Here we tell the spider to start from two initial pages.
Now it is time to make our first HTTP
request and to see content of the page.
I'll save the page's content to a variable to be able to play with parsing.
CL-USER> (defparameter *response* (scrapycl:fetch (make-instance 'quotes-spider) (make-instance 'quotes-page-request :url "https://quotes.toscrape.com/page/1/"))) *RESPONSE* CL-USER> *response* "<!DOCTYPE html> <html lang="en"> <head> <meta charset="UTF-8"> <title>Quotes to Scrape</title> <link rel="stylesheet" href="/static/bootstrap.min.css"> <link rel="stylesheet" href="/static/m...[sly-elided string of length 11011]"

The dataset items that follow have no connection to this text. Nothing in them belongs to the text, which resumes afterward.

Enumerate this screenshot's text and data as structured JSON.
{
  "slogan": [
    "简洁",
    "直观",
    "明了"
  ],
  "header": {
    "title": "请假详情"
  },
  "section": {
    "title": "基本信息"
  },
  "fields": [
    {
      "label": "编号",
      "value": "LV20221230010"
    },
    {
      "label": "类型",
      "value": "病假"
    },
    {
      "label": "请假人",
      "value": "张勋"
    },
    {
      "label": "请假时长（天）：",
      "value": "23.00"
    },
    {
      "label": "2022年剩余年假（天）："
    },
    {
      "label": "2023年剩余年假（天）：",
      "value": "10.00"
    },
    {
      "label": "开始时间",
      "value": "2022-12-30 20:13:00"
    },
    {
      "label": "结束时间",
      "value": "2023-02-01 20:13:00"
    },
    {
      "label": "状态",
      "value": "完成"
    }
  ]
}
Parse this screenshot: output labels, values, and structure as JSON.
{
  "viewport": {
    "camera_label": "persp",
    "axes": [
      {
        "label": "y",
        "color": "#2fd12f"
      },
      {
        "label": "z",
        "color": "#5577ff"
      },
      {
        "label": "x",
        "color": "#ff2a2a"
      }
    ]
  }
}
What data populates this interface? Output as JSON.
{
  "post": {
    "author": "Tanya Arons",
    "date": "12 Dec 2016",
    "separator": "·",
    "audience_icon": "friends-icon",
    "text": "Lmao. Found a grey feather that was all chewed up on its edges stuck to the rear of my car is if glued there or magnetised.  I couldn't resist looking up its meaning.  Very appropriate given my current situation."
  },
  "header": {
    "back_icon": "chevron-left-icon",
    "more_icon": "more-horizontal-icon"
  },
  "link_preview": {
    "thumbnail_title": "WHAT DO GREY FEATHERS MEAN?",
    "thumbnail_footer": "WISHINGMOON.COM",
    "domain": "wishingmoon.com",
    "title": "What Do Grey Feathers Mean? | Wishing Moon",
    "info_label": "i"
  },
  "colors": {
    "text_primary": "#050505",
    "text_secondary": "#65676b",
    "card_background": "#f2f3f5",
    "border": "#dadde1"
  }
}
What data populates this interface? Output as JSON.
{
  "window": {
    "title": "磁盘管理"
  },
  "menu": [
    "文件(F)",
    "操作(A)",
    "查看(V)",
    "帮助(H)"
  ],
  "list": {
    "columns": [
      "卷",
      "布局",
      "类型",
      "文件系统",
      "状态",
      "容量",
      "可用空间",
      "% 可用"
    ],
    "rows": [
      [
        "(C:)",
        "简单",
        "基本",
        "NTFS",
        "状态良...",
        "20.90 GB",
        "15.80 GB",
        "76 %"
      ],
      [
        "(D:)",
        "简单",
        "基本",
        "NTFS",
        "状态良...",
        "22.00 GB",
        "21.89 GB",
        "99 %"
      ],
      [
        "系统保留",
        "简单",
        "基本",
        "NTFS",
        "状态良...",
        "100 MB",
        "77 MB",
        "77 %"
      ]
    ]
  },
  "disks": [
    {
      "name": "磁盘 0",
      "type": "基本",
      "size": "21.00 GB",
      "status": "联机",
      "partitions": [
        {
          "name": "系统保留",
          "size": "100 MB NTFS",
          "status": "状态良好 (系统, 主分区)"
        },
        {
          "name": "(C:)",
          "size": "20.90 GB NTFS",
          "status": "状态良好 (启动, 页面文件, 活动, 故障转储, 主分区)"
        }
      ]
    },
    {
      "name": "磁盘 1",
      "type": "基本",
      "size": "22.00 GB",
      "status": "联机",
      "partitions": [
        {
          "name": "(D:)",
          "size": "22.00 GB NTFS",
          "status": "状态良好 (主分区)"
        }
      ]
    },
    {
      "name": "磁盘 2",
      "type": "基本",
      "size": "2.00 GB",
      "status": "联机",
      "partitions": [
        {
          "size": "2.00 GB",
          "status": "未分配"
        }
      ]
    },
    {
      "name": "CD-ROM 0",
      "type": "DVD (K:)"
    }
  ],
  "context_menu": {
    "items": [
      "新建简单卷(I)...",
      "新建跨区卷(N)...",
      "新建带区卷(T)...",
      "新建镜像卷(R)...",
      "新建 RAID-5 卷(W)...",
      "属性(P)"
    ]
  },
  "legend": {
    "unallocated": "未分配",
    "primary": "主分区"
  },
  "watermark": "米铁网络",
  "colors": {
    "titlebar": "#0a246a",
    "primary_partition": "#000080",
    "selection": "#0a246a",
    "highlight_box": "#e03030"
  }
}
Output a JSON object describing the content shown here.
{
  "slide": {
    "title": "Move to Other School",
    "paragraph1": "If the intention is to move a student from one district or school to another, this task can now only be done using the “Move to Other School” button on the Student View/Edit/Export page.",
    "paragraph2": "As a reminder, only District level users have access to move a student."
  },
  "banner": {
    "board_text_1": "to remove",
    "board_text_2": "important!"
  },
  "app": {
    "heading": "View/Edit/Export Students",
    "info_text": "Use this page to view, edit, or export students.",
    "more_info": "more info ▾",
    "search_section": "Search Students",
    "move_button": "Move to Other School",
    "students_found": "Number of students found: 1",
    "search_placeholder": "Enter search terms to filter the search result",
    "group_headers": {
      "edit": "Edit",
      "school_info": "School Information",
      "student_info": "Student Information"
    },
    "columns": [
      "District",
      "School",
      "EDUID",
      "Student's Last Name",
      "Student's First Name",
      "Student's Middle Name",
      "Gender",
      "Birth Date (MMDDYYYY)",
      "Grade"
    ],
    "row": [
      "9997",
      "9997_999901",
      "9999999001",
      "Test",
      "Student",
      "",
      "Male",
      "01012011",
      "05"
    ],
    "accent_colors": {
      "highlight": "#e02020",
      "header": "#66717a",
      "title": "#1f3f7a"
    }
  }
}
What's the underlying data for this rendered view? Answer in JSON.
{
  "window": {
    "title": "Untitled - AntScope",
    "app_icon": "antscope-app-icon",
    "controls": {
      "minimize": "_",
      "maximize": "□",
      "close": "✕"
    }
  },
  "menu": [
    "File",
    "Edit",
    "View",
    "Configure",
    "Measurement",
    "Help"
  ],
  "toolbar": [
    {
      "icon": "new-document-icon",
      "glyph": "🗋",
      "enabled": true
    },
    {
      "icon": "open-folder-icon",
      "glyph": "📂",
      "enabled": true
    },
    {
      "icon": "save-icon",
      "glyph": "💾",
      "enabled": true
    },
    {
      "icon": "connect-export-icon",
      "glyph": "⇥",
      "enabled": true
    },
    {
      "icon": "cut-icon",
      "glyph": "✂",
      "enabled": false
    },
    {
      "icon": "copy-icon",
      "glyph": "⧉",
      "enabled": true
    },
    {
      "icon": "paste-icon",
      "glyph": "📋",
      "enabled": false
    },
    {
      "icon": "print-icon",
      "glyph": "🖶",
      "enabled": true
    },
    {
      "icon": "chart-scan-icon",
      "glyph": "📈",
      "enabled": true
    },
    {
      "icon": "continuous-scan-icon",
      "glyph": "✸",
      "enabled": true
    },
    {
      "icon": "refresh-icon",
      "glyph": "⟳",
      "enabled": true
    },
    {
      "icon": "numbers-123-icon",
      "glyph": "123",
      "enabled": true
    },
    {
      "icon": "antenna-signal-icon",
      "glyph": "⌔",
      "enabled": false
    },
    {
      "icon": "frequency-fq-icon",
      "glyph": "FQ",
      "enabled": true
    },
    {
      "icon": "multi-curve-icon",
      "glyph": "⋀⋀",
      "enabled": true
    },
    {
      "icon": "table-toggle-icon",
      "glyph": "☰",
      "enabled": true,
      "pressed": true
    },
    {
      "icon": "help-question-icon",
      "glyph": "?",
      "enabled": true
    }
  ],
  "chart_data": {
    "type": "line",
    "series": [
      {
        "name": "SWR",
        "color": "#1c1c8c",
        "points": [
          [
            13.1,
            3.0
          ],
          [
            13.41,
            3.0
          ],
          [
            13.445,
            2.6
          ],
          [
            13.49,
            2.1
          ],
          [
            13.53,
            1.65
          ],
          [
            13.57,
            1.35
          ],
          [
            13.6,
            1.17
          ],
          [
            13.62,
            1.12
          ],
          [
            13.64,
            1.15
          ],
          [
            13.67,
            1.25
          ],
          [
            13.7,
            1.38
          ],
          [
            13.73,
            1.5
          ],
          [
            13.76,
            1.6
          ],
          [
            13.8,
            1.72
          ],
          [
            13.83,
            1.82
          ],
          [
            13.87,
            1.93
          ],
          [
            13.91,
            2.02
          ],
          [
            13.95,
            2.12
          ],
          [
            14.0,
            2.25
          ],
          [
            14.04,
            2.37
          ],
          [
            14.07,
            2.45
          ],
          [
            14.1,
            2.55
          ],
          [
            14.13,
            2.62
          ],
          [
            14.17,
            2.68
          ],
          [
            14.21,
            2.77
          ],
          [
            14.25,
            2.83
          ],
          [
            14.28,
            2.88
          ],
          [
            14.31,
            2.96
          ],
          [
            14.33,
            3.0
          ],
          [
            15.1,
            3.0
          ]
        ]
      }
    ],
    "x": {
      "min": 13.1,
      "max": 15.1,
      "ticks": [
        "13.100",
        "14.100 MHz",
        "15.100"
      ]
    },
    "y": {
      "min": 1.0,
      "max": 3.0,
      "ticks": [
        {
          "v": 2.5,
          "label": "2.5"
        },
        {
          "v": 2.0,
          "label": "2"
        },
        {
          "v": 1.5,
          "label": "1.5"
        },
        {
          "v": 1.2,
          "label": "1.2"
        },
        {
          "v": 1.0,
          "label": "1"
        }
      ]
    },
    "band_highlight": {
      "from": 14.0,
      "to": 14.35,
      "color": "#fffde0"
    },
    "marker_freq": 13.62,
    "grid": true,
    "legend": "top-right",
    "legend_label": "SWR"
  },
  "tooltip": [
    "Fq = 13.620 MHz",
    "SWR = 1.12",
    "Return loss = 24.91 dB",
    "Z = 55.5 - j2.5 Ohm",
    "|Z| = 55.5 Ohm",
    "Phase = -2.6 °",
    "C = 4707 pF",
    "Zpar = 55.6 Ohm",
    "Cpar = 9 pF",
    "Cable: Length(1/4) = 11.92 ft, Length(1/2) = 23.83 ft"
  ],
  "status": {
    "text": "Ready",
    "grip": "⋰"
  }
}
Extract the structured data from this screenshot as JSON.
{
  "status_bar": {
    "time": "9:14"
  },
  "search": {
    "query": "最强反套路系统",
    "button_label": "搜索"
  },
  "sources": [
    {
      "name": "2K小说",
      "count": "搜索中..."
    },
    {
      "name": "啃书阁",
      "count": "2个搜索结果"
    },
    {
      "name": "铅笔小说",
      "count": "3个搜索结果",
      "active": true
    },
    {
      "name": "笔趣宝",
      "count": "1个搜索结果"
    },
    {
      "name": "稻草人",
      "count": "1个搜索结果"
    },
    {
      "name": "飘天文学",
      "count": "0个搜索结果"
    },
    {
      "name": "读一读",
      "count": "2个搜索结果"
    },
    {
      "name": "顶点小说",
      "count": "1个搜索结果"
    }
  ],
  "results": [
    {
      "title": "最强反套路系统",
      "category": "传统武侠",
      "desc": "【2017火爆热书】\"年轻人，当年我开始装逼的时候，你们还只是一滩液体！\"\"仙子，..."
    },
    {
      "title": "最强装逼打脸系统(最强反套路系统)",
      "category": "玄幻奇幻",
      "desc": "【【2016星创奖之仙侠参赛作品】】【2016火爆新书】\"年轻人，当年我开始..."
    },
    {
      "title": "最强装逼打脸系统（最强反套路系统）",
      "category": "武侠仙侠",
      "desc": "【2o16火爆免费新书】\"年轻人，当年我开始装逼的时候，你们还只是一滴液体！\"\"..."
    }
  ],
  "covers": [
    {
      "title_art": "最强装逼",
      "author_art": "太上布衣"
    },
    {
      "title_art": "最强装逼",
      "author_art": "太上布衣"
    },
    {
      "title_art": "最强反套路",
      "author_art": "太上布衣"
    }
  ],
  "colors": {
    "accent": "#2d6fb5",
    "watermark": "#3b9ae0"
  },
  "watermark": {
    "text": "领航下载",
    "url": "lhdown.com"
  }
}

The first version of the spider in Scrapy tutorial just saves a page's content into the file. Let's do the same but with ScrapyCL
!
First, try to start our scraper:
CL-USER> (scrapycl:start (make-instance 'quotes-spider) :wait t)
(#<QUOTES-PAGE-REQUEST https://quotes.toscrape.com/page/2/>
#<QUOTES-PAGE-REQUEST https://quotes.toscrape.com/page/1/>)
It returns initial page requests as is because we didn't write a method for scrapycl:process
generic-function. Now we'll define it to save content into the files:
CL-USER> (defmethod scrapycl:process ((spider quotes-spider)
(request quotes-page-request))
(multiple-value-bind (data url)
(scrapycl:fetch spider request)
(let* ((page-number (third (str:split "/" (quri:uri-path url))))
(filename (format nil "quotes-~A.html" page-number)))
(alexandria:write-string-into-file data filename
:if-exists :supersede)
(log:info "Page saved to" filename)
;; return nothing, to stop processing
(values))))
#<STANDARD-METHOD SCRAPYCL:PROCESS (QUOTES-SPIDER QUOTES-PAGE-REQUEST) {1003CCD523}>
Next attempt to start the scraper will output information that data was saved to the files:
CL-USER> (scrapycl:start (make-instance 'quotes-spider) :wait t)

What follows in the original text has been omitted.